Pres Trump's actions raise the bar higher for his SCOTUS nom. Gorsuch's ability to be an ind. check will be front & center in this process.— Chuck Schumer (@SenSchumer) February 4, 2017
Vermont Sen. Patrick Leahy, the ranking Democrat on the Senate Judiciary Committee, issued a similar statement: "We need a nominee for the Supreme Court willing to demonstrate he or she will not cower to an overreaching executive," he said. "This makes it even more important that Judge Gorsuch, and every other judge this president may nominate, demonstrates the ability to be an independent check and balance on an administration that shamefully and harmfully seems to reject the very concept.”
Airlines allowing visa holders to board
Two prominent Middle Eastern air carriers, Qatar Airways and Etihad Airways, national carrier of the United Arab Emirates, said U.S.-bound travelers from those countries with valid visas would be allowed to board.

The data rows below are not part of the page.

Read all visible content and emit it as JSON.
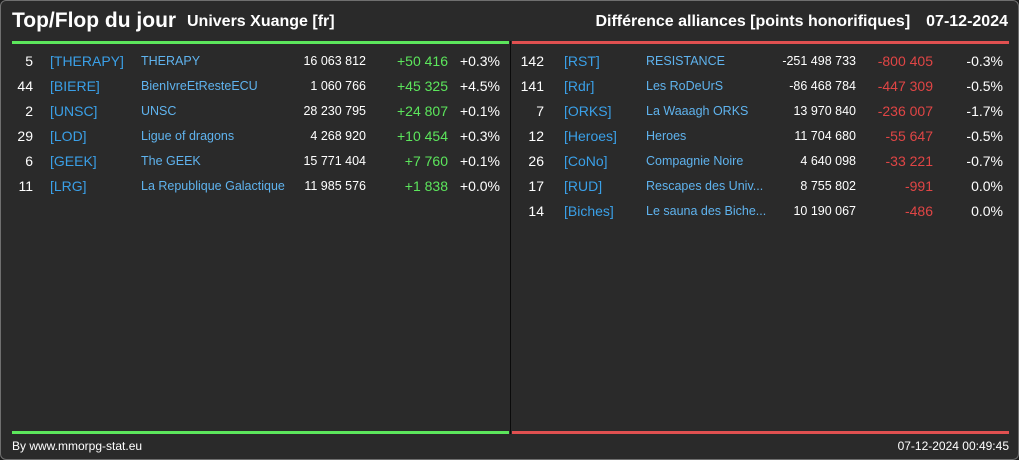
{
  "header": {
    "title": "Top/Flop du jour",
    "universe": "Univers Xuange [fr]",
    "subject": "Différence alliances [points honorifiques]",
    "date": "07-12-2024"
  },
  "colors": {
    "positive": "#5ce65c",
    "negative": "#e04545",
    "tag": "#3aa0e8"
  },
  "top": [
    {
      "rank": "5",
      "tag": "[THERAPY]",
      "name": "THERAPY",
      "points": "16 063 812",
      "diff": "+50 416",
      "pct": "+0.3%"
    },
    {
      "rank": "44",
      "tag": "[BIERE]",
      "name": "BienIvreEtResteECU",
      "points": "1 060 766",
      "diff": "+45 325",
      "pct": "+4.5%"
    },
    {
      "rank": "2",
      "tag": "[UNSC]",
      "name": "UNSC",
      "points": "28 230 795",
      "diff": "+24 807",
      "pct": "+0.1%"
    },
    {
      "rank": "29",
      "tag": "[LOD]",
      "name": "Ligue of dragons",
      "points": "4 268 920",
      "diff": "+10 454",
      "pct": "+0.3%"
    },
    {
      "rank": "6",
      "tag": "[GEEK]",
      "name": "The GEEK",
      "points": "15 771 404",
      "diff": "+7 760",
      "pct": "+0.1%"
    },
    {
      "rank": "11",
      "tag": "[LRG]",
      "name": "La Republique Galactique",
      "points": "11 985 576",
      "diff": "+1 838",
      "pct": "+0.0%"
    }
  ],
  "flop": [
    {
      "rank": "142",
      "tag": "[RST]",
      "name": "RESISTANCE",
      "points": "-251 498 733",
      "diff": "-800 405",
      "pct": "-0.3%"
    },
    {
      "rank": "141",
      "tag": "[Rdr]",
      "name": "Les RoDeUrS",
      "points": "-86 468 784",
      "diff": "-447 309",
      "pct": "-0.5%"
    },
    {
      "rank": "7",
      "tag": "[ORKS]",
      "name": "La Waaagh ORKS",
      "points": "13 970 840",
      "diff": "-236 007",
      "pct": "-1.7%"
    },
    {
      "rank": "12",
      "tag": "[Heroes]",
      "name": "Heroes",
      "points": "11 704 680",
      "diff": "-55 647",
      "pct": "-0.5%"
    },
    {
      "rank": "26",
      "tag": "[CoNo]",
      "name": "Compagnie Noire",
      "points": "4 640 098",
      "diff": "-33 221",
      "pct": "-0.7%"
    },
    {
      "rank": "17",
      "tag": "[RUD]",
      "name": "Rescapes des Univ...",
      "points": "8 755 802",
      "diff": "-991",
      "pct": "0.0%"
    },
    {
      "rank": "14",
      "tag": "[Biches]",
      "name": "Le sauna des Biche...",
      "points": "10 190 067",
      "diff": "-486",
      "pct": "0.0%"
    }
  ],
  "footer": {
    "credit": "By www.mmorpg-stat.eu",
    "timestamp": "07-12-2024 00:49:45"
  }
}
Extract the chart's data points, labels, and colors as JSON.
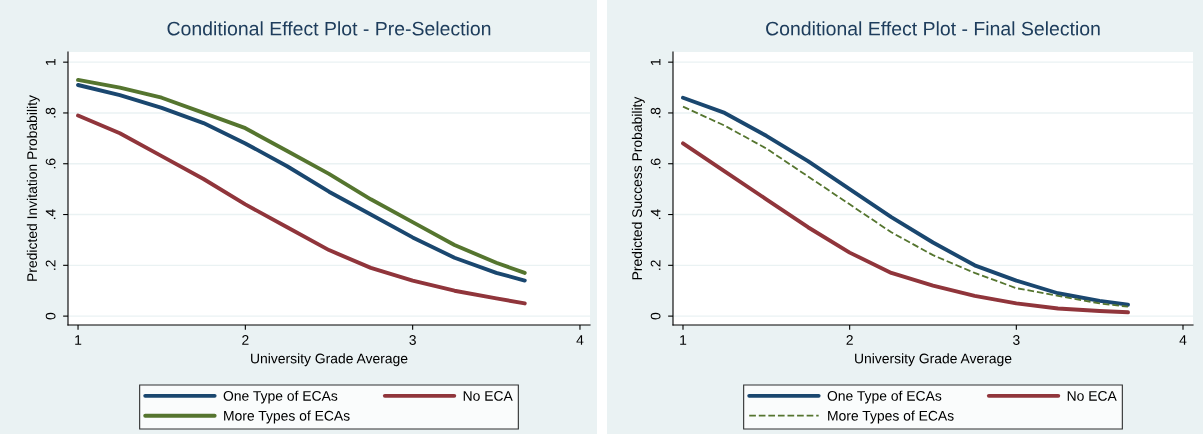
{
  "chart_data": [
    {
      "type": "line",
      "title": "Conditional Effect Plot - Pre-Selection",
      "xlabel": "University Grade Average",
      "ylabel": "Predicted Invitation Probability",
      "x": [
        1,
        1.25,
        1.5,
        1.75,
        2,
        2.25,
        2.5,
        2.75,
        3,
        3.25,
        3.5,
        3.67
      ],
      "series": [
        {
          "name": "One Type of ECAs",
          "color": "#1a476f",
          "line_style": "solid",
          "values": [
            0.91,
            0.87,
            0.82,
            0.76,
            0.68,
            0.59,
            0.49,
            0.4,
            0.31,
            0.23,
            0.17,
            0.14
          ]
        },
        {
          "name": "No ECA",
          "color": "#90353b",
          "line_style": "solid",
          "values": [
            0.79,
            0.72,
            0.63,
            0.54,
            0.44,
            0.35,
            0.26,
            0.19,
            0.14,
            0.1,
            0.07,
            0.05
          ]
        },
        {
          "name": "More Types of ECAs",
          "color": "#55752f",
          "line_style": "solid",
          "values": [
            0.93,
            0.9,
            0.86,
            0.8,
            0.74,
            0.65,
            0.56,
            0.46,
            0.37,
            0.28,
            0.21,
            0.17
          ]
        }
      ],
      "xlim": [
        0.94,
        4.06
      ],
      "xticks": [
        1,
        2,
        3,
        4
      ],
      "ylim": [
        -0.035,
        1.04
      ],
      "yticks": [
        {
          "value": 0,
          "label": "0"
        },
        {
          "value": 0.2,
          "label": ".2"
        },
        {
          "value": 0.4,
          "label": ".4"
        },
        {
          "value": 0.6,
          "label": ".6"
        },
        {
          "value": 0.8,
          "label": ".8"
        },
        {
          "value": 1,
          "label": "1"
        }
      ],
      "grid": "y",
      "legend": "bottom",
      "marker": "none"
    },
    {
      "type": "line",
      "title": "Conditional Effect Plot - Final Selection",
      "xlabel": "University Grade Average",
      "ylabel": "Predicted Success Probability",
      "x": [
        1,
        1.25,
        1.5,
        1.75,
        2,
        2.25,
        2.5,
        2.75,
        3,
        3.25,
        3.5,
        3.67
      ],
      "series": [
        {
          "name": "One Type of ECAs",
          "color": "#1a476f",
          "line_style": "solid",
          "values": [
            0.86,
            0.8,
            0.71,
            0.61,
            0.5,
            0.39,
            0.29,
            0.2,
            0.14,
            0.09,
            0.06,
            0.045
          ]
        },
        {
          "name": "No ECA",
          "color": "#90353b",
          "line_style": "solid",
          "values": [
            0.68,
            0.57,
            0.46,
            0.35,
            0.25,
            0.17,
            0.12,
            0.08,
            0.05,
            0.03,
            0.02,
            0.015
          ]
        },
        {
          "name": "More Types of ECAs",
          "color": "#55752f",
          "line_style": "dashed",
          "values": [
            0.825,
            0.75,
            0.66,
            0.55,
            0.44,
            0.33,
            0.24,
            0.17,
            0.11,
            0.08,
            0.05,
            0.037
          ]
        }
      ],
      "xlim": [
        0.94,
        4.06
      ],
      "xticks": [
        1,
        2,
        3,
        4
      ],
      "ylim": [
        -0.035,
        1.04
      ],
      "yticks": [
        {
          "value": 0,
          "label": "0"
        },
        {
          "value": 0.2,
          "label": ".2"
        },
        {
          "value": 0.4,
          "label": ".4"
        },
        {
          "value": 0.6,
          "label": ".6"
        },
        {
          "value": 0.8,
          "label": ".8"
        },
        {
          "value": 1,
          "label": "1"
        }
      ],
      "grid": "y",
      "legend": "bottom",
      "marker": "none"
    }
  ]
}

Air France, British Airways, Egyptair, Emirates Airlines, KLM, and Lufthansa also notified affected passengers about the change.
Government-backed Qatar Airways is one of a few Mideast airlines operating direct daily flights to multiple American cities. Royal Jordanian is also resuming flights to the U.S. from the seven countries targeted by the Trump ban as long as people present valid visas or green cards.
Attorneys, immigration supporters gather at airports
In the wake of Judge James Robart's nationwide restraining order lifting the Trump travel ban, attorneys and immigration supporters gathered Saturday at U.S. airports, setting up makeshift legal offices at John F. Kennedy International in New York City and Dulles International in Washington, D.C.
There also are rumblings on social media of people traveling to airports to greet inbound immigrants.
Saturday protests erupt again, worldwide
Tens of thousands of protesters again took to streets across the country and around the world Saturday to criticize President Trump’s executive orders, cabinet picks and overall agenda. Some of the biggest protests took place in New York City and Washington, D.C., with large rallies planned in San Francisco and Los Angles later in the day. Organizing under the social media hashtag #NoBanNoWall, protesters said they wanted to again demonstrate their commitment to protecting vulnerable communities.